I guess that once the Taiwan source glyph is corrected and the Taiwan stroke count data is amended it should be the end of the story, but the one thing that nags at me (as is the case with so many characters which only have a single Taiwan source reference) is what is the ultimate source of this character and which texts is it used in ? So if anyone can show me an example of U+272F0 in running text (before it was actually encoded) please let me know.



Addendum 1 [2007-12-10]

In the comments to this post Eric Rasmussen has pointed out that the code charts for the CNS 11643-1992 standard which was the source for U+272F0 are available to download as Appendix G to Ken Lunde's book CJKV Information Processing. The character in question is at Plane 7 Row 41 Column 75 (subtract hex 2020 from the source reference, T7-496B, and convert to decimal to get the row/col position) :


CNS 11643 Plane 7 Row 41 Columns 71-79 (from Ken Lunde's CJKV Information Processing)


What Eric noticed was that characters to the left of it and the characters to the right of it all have 13 residual strokes, which strongly suggests that T7-496B should also have 13 residual strokes, and not 7 seven residual strokes as shown here. That is to say, it is looking more and more likely that T7-496B should in fact be the Taiwan source reference for U+27499 𧒙, and that U+272F0 𧋰 is a phantom character.

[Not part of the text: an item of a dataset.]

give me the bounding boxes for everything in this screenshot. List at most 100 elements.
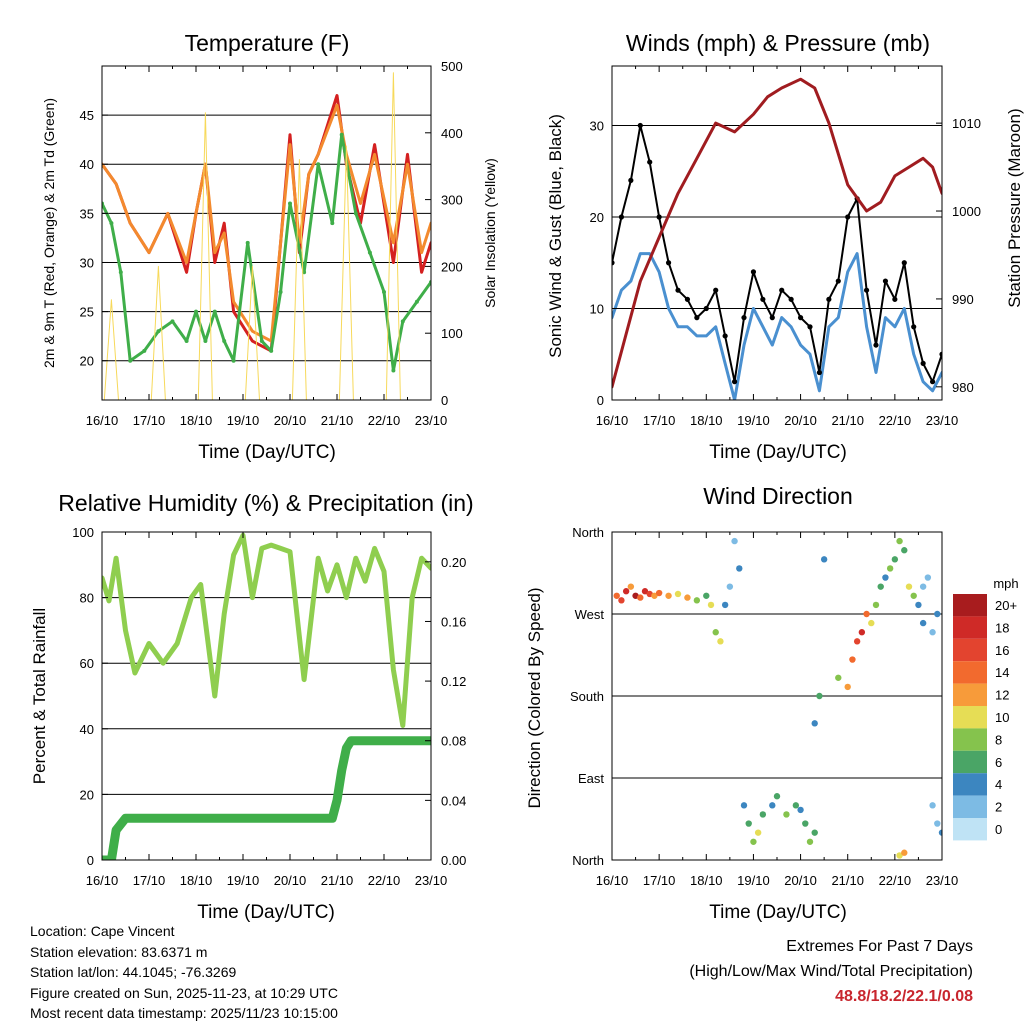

But it is probably too late to do anything about it now—if Taiwan were to change the source glyph and request a source reference correction for T7-496B (remapping to U+27499) that would leave U+272F0 an orphan, which is not a happy ending.



Addendum 2 [2007-12-16]

In the comments Matthew Fischer linked to a scanned copy of the official CNS 11643-1992 standard which does indeed show that the glyph for the character at Plane 7 Row 41 Col 75 (i.e. T7-496B ) is identical to the glyph for U+27499:


CNS 11643 Plane 7 Row3 32-41 Columns 72-76 (the official version)

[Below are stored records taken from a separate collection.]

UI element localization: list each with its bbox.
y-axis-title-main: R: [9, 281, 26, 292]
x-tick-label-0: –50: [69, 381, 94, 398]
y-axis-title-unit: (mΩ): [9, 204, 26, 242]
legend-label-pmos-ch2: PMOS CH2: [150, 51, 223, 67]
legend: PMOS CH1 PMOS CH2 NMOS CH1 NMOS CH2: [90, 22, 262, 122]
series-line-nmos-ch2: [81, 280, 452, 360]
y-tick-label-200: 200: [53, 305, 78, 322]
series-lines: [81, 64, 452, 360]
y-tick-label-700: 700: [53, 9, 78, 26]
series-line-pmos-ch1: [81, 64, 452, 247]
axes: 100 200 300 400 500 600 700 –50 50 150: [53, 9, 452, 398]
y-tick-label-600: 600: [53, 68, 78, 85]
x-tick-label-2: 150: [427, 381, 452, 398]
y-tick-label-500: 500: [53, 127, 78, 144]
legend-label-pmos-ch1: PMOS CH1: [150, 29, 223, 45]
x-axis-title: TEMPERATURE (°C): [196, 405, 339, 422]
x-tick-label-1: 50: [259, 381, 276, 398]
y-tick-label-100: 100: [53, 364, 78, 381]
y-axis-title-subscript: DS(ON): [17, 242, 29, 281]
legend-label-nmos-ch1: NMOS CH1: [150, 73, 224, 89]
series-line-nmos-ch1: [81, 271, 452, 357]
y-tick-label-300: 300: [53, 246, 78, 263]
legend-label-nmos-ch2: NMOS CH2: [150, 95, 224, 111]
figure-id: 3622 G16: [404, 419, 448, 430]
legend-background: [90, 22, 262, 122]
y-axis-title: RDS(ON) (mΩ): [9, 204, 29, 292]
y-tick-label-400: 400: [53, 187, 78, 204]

This pretty much clinches the argument I think.



Addendum 3 [2011-05-01]

In the Unicode 6.0 code charts, the glyph for T7-496B at U+272F0 has been changed to 19 strokes with a double 虫 radical, which is essentially the same as the glyph for GKX-1100.13 at U+27499, which in my opinion is not an ideal change :


 

However, in the code charts for the Final Committee Draft of ISO/IEC 10646:2012, which show what the Unicode 6.1 code charts will look like, a new Unicode source reference has been added to both U+272F0 and U+27499, one with a single 虫 radical and one with a double 虫 radical :


 

I'm not sure that this is a better solution, and I still think that the T7-496B source reference should be moved to U+27499.